Eğer laikliği korumak istiyorsanız;

Eğer tam demokratik bir Türkiye istiyorsanız;

Eğer başkanlık sistemi, yarı başkanlık sistemi ya da daha güçlü bir parlamenter bir sistem istiyorsanız;

Devletin kurumları arasındaki denge, Cumhurbaşkanının yetkileri, seçimi konusunda aklınıza yatmayanlar varsa, durmayın Anayasa tartışmalarına katılın, nedenlerinizi, gerekçelerinizi yazın.

Anayasa yapmak sadece uzmanların işi değildir, üye olduğunuz sivil toplum kuruluşunu harekete geçirin veya bireysel olarak katılın, yeni Anayasanın yapımına.
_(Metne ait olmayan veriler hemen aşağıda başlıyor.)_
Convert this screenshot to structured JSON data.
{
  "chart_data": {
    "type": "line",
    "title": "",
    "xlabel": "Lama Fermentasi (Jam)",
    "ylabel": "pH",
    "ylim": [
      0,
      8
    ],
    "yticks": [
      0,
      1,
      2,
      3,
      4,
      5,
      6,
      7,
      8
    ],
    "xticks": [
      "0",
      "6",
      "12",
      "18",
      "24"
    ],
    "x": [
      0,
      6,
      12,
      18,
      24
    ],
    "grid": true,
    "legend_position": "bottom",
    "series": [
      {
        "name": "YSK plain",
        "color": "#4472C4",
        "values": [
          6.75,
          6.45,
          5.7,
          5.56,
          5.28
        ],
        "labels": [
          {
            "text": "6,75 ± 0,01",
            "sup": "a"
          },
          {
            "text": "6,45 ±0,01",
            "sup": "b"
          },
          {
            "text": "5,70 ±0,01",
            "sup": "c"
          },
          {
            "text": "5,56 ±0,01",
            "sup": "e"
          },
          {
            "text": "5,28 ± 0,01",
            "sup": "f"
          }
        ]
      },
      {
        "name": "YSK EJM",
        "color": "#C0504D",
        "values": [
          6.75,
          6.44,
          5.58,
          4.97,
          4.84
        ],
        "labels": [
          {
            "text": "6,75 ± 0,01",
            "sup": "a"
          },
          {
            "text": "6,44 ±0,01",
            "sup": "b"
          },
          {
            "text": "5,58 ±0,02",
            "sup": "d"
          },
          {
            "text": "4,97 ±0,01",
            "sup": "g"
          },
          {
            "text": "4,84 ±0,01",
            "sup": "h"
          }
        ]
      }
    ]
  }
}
Anayasamız ancak böyle “sivil” olacak. Temsili demokrasiden, katılımcı demokrasiye geçmek için artık el verin, katılımcı olmaktan uzak durmayın.

Toplumsal “uzlaşmanın”, toplumun taleplerinin, çağın gereklerinin, beklentilerinin, hukuk devleti olmanın adil ve sosyal bir devlet olmanın belgesidir, Anayasa.
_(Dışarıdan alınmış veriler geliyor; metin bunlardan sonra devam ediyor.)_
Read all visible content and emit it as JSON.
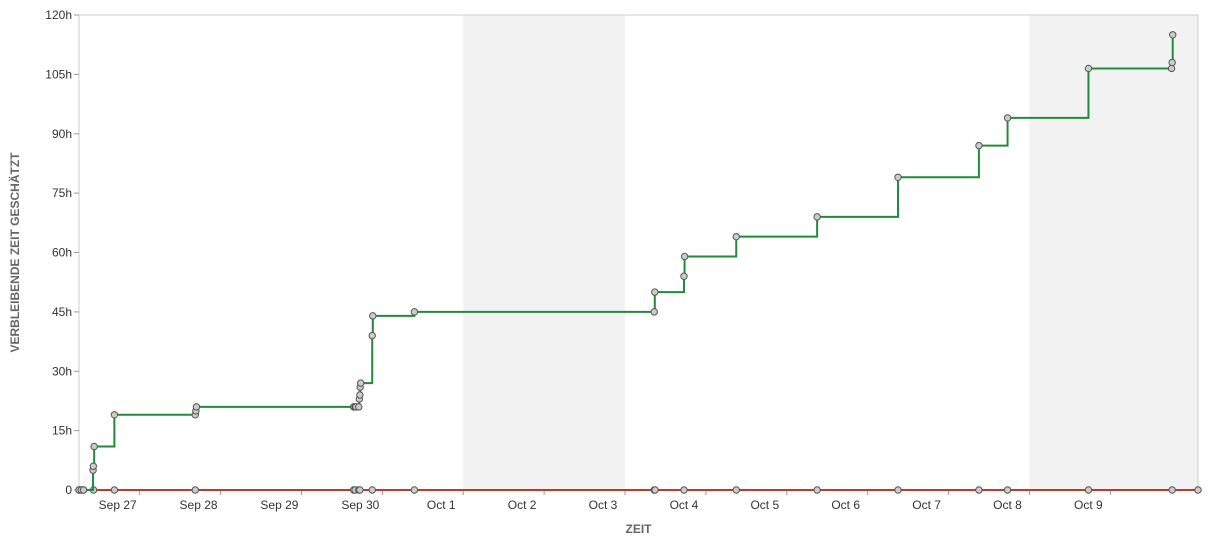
{
  "chart_data": {
    "type": "line",
    "title": "",
    "xlabel": "ZEIT",
    "ylabel": "VERBLEIBENDE ZEIT GESCHÄTZT",
    "ylim": [
      0,
      120
    ],
    "yunit": "h",
    "y_ticks": [
      0,
      15,
      30,
      45,
      60,
      75,
      90,
      105,
      120
    ],
    "y_tick_labels": [
      "0",
      "15h",
      "30h",
      "45h",
      "60h",
      "75h",
      "90h",
      "105h",
      "120h"
    ],
    "xlim": [
      "2023-09-26T06:00",
      "2023-10-10T02:00"
    ],
    "x_ticks": [
      "2023-09-27T00:00",
      "2023-09-28T00:00",
      "2023-09-29T00:00",
      "2023-09-30T00:00",
      "2023-10-01T00:00",
      "2023-10-02T00:00",
      "2023-10-03T00:00",
      "2023-10-04T00:00",
      "2023-10-05T00:00",
      "2023-10-06T00:00",
      "2023-10-07T00:00",
      "2023-10-08T00:00",
      "2023-10-09T00:00"
    ],
    "x_tick_labels": [
      "Sep 27",
      "Sep 28",
      "Sep 29",
      "Sep 30",
      "Oct 1",
      "Oct 2",
      "Oct 3",
      "Oct 4",
      "Oct 5",
      "Oct 6",
      "Oct 7",
      "Oct 8",
      "Oct 9"
    ],
    "grid": false,
    "shaded_ranges": [
      [
        "2023-10-01T00:00",
        "2023-10-03T00:00"
      ],
      [
        "2023-10-08T00:00",
        "2023-10-10T02:00"
      ]
    ],
    "colors": {
      "estimated": "#228b3a",
      "zero_line": "#c0392b",
      "marker_fill": "#cccccc",
      "marker_stroke": "#555555",
      "shade": "#f2f2f2",
      "plot_border": "#cccccc"
    },
    "series": [
      {
        "step": true,
        "color": "#228b3a",
        "points": [
          [
            "2023-09-26T06:00",
            0
          ],
          [
            "2023-09-26T06:40",
            0
          ],
          [
            "2023-09-26T07:20",
            0
          ],
          [
            "2023-09-26T10:10",
            5
          ],
          [
            "2023-09-26T10:15",
            6
          ],
          [
            "2023-09-26T10:30",
            11
          ],
          [
            "2023-09-26T16:30",
            19
          ],
          [
            "2023-09-27T16:30",
            19
          ],
          [
            "2023-09-27T16:40",
            20
          ],
          [
            "2023-09-27T16:50",
            21
          ],
          [
            "2023-09-29T15:30",
            21
          ],
          [
            "2023-09-29T15:55",
            21
          ],
          [
            "2023-09-29T16:10",
            21
          ],
          [
            "2023-09-29T17:00",
            21
          ],
          [
            "2023-09-29T17:10",
            23
          ],
          [
            "2023-09-29T17:20",
            24
          ],
          [
            "2023-09-29T17:25",
            26
          ],
          [
            "2023-09-29T17:35",
            27
          ],
          [
            "2023-09-29T21:00",
            39
          ],
          [
            "2023-09-29T21:10",
            44
          ],
          [
            "2023-09-30T09:30",
            45
          ],
          [
            "2023-10-03T08:40",
            45
          ],
          [
            "2023-10-03T08:50",
            50
          ],
          [
            "2023-10-03T17:30",
            54
          ],
          [
            "2023-10-03T17:40",
            59
          ],
          [
            "2023-10-04T09:00",
            64
          ],
          [
            "2023-10-05T09:00",
            69
          ],
          [
            "2023-10-06T09:00",
            79
          ],
          [
            "2023-10-07T09:00",
            87
          ],
          [
            "2023-10-07T17:30",
            94
          ],
          [
            "2023-10-08T17:30",
            106.5
          ],
          [
            "2023-10-09T18:10",
            106.5
          ],
          [
            "2023-10-09T18:20",
            108
          ],
          [
            "2023-10-09T18:30",
            115
          ]
        ]
      },
      {
        "step": true,
        "color": "#c0392b",
        "points": [
          [
            "2023-09-26T06:00",
            0
          ],
          [
            "2023-09-26T06:40",
            0
          ],
          [
            "2023-09-26T07:20",
            0
          ],
          [
            "2023-09-26T10:20",
            0
          ],
          [
            "2023-09-26T16:30",
            0
          ],
          [
            "2023-09-27T16:30",
            0
          ],
          [
            "2023-09-29T15:30",
            0
          ],
          [
            "2023-09-29T15:55",
            0
          ],
          [
            "2023-09-29T17:00",
            0
          ],
          [
            "2023-09-29T17:20",
            0
          ],
          [
            "2023-09-29T21:00",
            0
          ],
          [
            "2023-09-30T09:30",
            0
          ],
          [
            "2023-10-03T08:40",
            0
          ],
          [
            "2023-10-03T08:55",
            0
          ],
          [
            "2023-10-03T17:30",
            0
          ],
          [
            "2023-10-04T09:00",
            0
          ],
          [
            "2023-10-05T09:00",
            0
          ],
          [
            "2023-10-06T09:00",
            0
          ],
          [
            "2023-10-07T09:00",
            0
          ],
          [
            "2023-10-07T17:30",
            0
          ],
          [
            "2023-10-08T17:30",
            0
          ],
          [
            "2023-10-09T18:20",
            0
          ],
          [
            "2023-10-10T02:00",
            0
          ]
        ]
      }
    ]
  }
}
Ülkemizin, Cumhuriyetimizin, çağdaş demokrasimizin sınırlarını Anayasamız çizecek, katılın ki bu çizgilerin vicdanlı, ahlaklı, geleceğimizi öngörecek ilkelerle bezenmesine aracılık edebilelim.
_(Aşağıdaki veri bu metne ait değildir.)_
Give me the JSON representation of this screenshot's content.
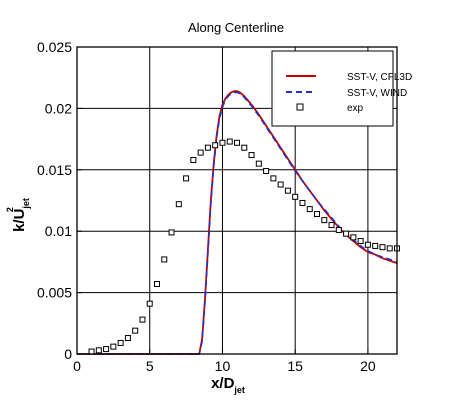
{
  "chart_data": {
    "type": "line",
    "title": "Along Centerline",
    "xlabel": {
      "main": "x/D",
      "sub": "jet"
    },
    "ylabel": {
      "main": "k/U",
      "sub": "jet",
      "sup": "2"
    },
    "xlim": [
      0,
      22
    ],
    "ylim": [
      0,
      0.025
    ],
    "xticks": [
      0,
      5,
      10,
      15,
      20
    ],
    "xtick_labels": [
      "0",
      "5",
      "10",
      "15",
      "20"
    ],
    "yticks": [
      0,
      0.005,
      0.01,
      0.015,
      0.02,
      0.025
    ],
    "ytick_labels": [
      "0",
      "0.005",
      "0.01",
      "0.015",
      "0.02",
      "0.025"
    ],
    "grid": true,
    "legend_position": "top-right",
    "series": [
      {
        "name": "SST-V, CFL3D",
        "color": "#c00000",
        "style": "solid",
        "x": [
          0,
          8.4,
          8.6,
          8.8,
          9.0,
          9.2,
          9.4,
          9.6,
          9.8,
          10.0,
          10.2,
          10.4,
          10.6,
          10.8,
          11.0,
          11.2,
          11.5,
          12,
          12.5,
          13,
          13.5,
          14,
          14.5,
          15,
          15.5,
          16,
          16.5,
          17,
          17.5,
          18,
          18.5,
          19,
          19.5,
          20,
          20.5,
          21,
          21.5,
          22
        ],
        "y": [
          0,
          0,
          0.0012,
          0.0045,
          0.0085,
          0.0125,
          0.0155,
          0.0178,
          0.0194,
          0.0203,
          0.0208,
          0.0211,
          0.0213,
          0.0214,
          0.0214,
          0.0213,
          0.021,
          0.0203,
          0.0195,
          0.0186,
          0.0177,
          0.0168,
          0.0159,
          0.015,
          0.0141,
          0.0133,
          0.0125,
          0.0117,
          0.011,
          0.0103,
          0.0097,
          0.0092,
          0.0087,
          0.0083,
          0.0081,
          0.0078,
          0.0076,
          0.0074
        ]
      },
      {
        "name": "SST-V, WIND",
        "color": "#2233cc",
        "style": "dashed",
        "x": [
          0,
          8.4,
          8.6,
          8.8,
          9.0,
          9.2,
          9.4,
          9.6,
          9.8,
          10.0,
          10.2,
          10.4,
          10.6,
          10.8,
          11.0,
          11.2,
          11.5,
          12,
          12.5,
          13,
          13.5,
          14,
          14.5,
          15,
          15.5,
          16,
          16.5,
          17,
          17.5,
          18,
          18.5,
          19,
          19.5,
          20,
          20.5,
          21,
          21.5,
          22
        ],
        "y": [
          0,
          0,
          0.001,
          0.0042,
          0.0082,
          0.0122,
          0.0153,
          0.0176,
          0.0192,
          0.0201,
          0.0207,
          0.021,
          0.0212,
          0.0213,
          0.0213,
          0.0212,
          0.0209,
          0.0202,
          0.0194,
          0.0185,
          0.0176,
          0.0167,
          0.0158,
          0.0149,
          0.0141,
          0.0133,
          0.0125,
          0.0118,
          0.0111,
          0.0104,
          0.0098,
          0.0093,
          0.0088,
          0.0084,
          0.0081,
          0.0079,
          0.0077,
          0.0075
        ]
      },
      {
        "name": "exp",
        "color": "#000000",
        "style": "markers",
        "marker": "square",
        "x": [
          1,
          1.5,
          2,
          2.5,
          3,
          3.5,
          4,
          4.5,
          5,
          5.5,
          6,
          6.5,
          7,
          7.5,
          8,
          8.5,
          9,
          9.5,
          10,
          10.5,
          11,
          11.5,
          12,
          12.5,
          13,
          13.5,
          14,
          14.5,
          15,
          15.5,
          16,
          16.5,
          17,
          17.5,
          18,
          18.5,
          19,
          19.5,
          20,
          20.5,
          21,
          21.5,
          22
        ],
        "y": [
          0.0002,
          0.0003,
          0.0004,
          0.0006,
          0.0009,
          0.0013,
          0.0019,
          0.0028,
          0.0041,
          0.0057,
          0.0077,
          0.0099,
          0.0122,
          0.0143,
          0.0158,
          0.0164,
          0.0168,
          0.017,
          0.0172,
          0.0173,
          0.0172,
          0.0168,
          0.0162,
          0.0155,
          0.0149,
          0.0143,
          0.0138,
          0.0133,
          0.0128,
          0.0123,
          0.0118,
          0.0114,
          0.0109,
          0.0105,
          0.0101,
          0.0098,
          0.0095,
          0.0092,
          0.0089,
          0.0088,
          0.0087,
          0.0086,
          0.0086
        ]
      }
    ]
  }
}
Güzel Türkçemizi egemen kılalım Anayasamıza, az, öz, açık anlamlarla bezeyelim, mümkün olduğu kadar herkese göre eğilip bükülen, herkesin istediği anlamları çıkardığı maddelerden kurtaralım.

Cumhuriyetimiz üzerinde askeri, bürokratik ve “sivil” vesayet kurmak isteyenlere engel olalım.

Tüm bunlar için, sadece sandığı beklemeyin, yapım sürecine dahil olun, “ses” verin, “demokratik” bir anayasa için çaba harcayanlara güç-destek verin.

Anayasaya Cumhuriyetimizin kuruluş coşkusuyla sahip çıkın, vizyonsuzluğa, temel hak ve özgürlüklerimizi daraltabileceklere karşı durun.

Gelin tartışmayı genişletelim: Yasamayı yürütmenin tahakkümünden kurtaralım. Yargıyı tam bağımsız kılalım. Milletin vekillerini, lider vekili olmaktan çıkaracak düzenlemelere, Anayasal güç katalım.

Milletin iradesini, yine millete kazandıralım. Kendi irademizi, kimseye kurban etmeyelim.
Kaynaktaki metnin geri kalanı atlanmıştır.